I feel I’ve accomplished as much as could be accomplished there. I put it out. How many read it is conjecture. How many understood it, further conjecture. How many actually completed a vasana, still more conjecture. But it’s out there.
Isn’t that the thing about lightwork? We have no idea whether what we do makes a difference. Or that one attack on us will thoroughly undo all the good that was done. One has to let go of ulterior motives for serving, other than the reward of love that service brings.
May I perhaps rephrase Krishna and say, as something I believe to be true: Love is all that a person may desire without transgressing the law of their nature. (4)
That’s how steep the path is, how austere.
Footnotes
(1) Archangel Michael prefers the word “expand” – it’s the same thing.
(2) AAM might say “the height” – again, same thing.
(3) For those looking for a roadmap to Ascension, here is Plotinus. Put what he says in modern terms.
“Let him who can arise, withdraw into himself, forego all that is known by the eyes, turn aside forever from the bodily beauty that was once his joy. He must not hanker after the graceful shapes that appear in bodies, but know them for copies, for traceries, for shadows, and hasten away towards that which they bespeak. …
“Withdraw into yourself and look. … Do as does the sculptor of a statue that is to be beautified: He cuts away here. He smooths it there. He makes this line lighter; his other one purer, until he disengages beautiful lineaments in the marble. Do you this, too. Cut away all that is excessive. Straighten all that is crooked. Bring light to all that is overcast. Labor to make all one radiance of beauty. Never cease ‘working at the statue’ until there shines out upon you from it the divine sheen of virtue….
“Have you become like this? Do you see yourself, abiding within yourself, in pure solitude? Does nothing now remain to shatter that interior unity, nor anything cling to your authentic self? Are you entirely that sole true light which is not contained by space, not confined to any circumscribed form, not diffused as something without term, but ever immeasurable as something greater than all measure and something more than all quantity? Do you see yourself in this state? Then you have become vision [or consciousness] itself.

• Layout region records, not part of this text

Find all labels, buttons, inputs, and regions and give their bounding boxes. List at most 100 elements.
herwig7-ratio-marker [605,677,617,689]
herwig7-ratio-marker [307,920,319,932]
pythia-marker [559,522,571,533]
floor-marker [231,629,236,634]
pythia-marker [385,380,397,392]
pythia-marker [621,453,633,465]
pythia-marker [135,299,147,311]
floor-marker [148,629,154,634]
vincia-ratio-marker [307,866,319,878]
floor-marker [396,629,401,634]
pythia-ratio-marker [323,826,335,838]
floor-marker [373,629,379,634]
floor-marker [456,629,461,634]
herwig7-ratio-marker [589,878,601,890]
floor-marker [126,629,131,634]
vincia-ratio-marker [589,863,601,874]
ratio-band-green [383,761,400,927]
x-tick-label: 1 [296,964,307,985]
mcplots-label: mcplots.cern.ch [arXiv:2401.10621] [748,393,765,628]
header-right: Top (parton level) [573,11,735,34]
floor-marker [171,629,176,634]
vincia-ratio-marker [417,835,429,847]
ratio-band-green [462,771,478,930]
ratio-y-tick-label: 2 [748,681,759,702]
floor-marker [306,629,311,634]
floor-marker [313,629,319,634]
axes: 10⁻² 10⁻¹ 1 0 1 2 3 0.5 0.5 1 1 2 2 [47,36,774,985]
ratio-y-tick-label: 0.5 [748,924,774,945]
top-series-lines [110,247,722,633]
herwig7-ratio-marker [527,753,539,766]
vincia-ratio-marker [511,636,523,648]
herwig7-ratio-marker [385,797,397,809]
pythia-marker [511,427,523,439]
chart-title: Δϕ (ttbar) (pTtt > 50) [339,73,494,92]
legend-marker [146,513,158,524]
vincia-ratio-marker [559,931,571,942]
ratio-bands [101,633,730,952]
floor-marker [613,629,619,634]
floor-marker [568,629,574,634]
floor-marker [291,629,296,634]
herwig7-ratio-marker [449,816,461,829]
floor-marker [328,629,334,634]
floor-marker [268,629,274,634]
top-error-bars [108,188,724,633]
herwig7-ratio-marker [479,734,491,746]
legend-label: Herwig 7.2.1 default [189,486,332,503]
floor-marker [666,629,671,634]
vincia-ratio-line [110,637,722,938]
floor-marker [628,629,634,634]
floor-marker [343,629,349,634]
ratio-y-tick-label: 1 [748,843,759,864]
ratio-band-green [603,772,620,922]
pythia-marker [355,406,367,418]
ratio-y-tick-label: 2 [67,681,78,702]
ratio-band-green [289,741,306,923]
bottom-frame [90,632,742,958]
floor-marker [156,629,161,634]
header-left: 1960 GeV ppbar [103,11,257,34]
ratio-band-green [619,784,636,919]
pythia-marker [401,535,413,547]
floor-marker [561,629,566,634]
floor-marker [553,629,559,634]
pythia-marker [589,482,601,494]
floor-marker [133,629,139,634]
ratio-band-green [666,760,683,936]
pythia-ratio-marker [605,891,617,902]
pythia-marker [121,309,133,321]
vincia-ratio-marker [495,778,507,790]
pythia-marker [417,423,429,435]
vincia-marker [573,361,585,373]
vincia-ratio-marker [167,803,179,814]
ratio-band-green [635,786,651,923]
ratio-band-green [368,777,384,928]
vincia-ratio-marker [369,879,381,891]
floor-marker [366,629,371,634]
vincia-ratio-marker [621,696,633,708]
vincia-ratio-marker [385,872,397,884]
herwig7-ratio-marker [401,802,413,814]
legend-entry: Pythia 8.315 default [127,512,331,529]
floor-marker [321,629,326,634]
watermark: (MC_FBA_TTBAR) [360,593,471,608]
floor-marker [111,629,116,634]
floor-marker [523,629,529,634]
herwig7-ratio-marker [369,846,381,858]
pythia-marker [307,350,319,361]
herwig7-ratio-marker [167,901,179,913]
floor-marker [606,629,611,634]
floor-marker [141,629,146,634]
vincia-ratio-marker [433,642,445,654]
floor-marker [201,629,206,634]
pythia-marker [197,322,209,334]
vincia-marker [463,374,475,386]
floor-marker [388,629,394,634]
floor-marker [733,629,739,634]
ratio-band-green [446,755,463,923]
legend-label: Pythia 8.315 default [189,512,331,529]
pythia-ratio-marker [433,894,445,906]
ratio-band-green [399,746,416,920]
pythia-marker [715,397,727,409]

“Be of good heart. Remaining here, you have ascended aloft. You need a guide no longer. Strain and see.” (Plotinus in Elmer O’Brien, Essential Plotinus, 40-3.)
(4) I am all that a man may desire without transgressing the law of his nature. (Sri Krishna in Swami Prabhavananda and Christopher Isherwood, trans., Bhagavad-Gita. The Song of God. New York and Scarborough: New American Library, 1972; c1944, 71.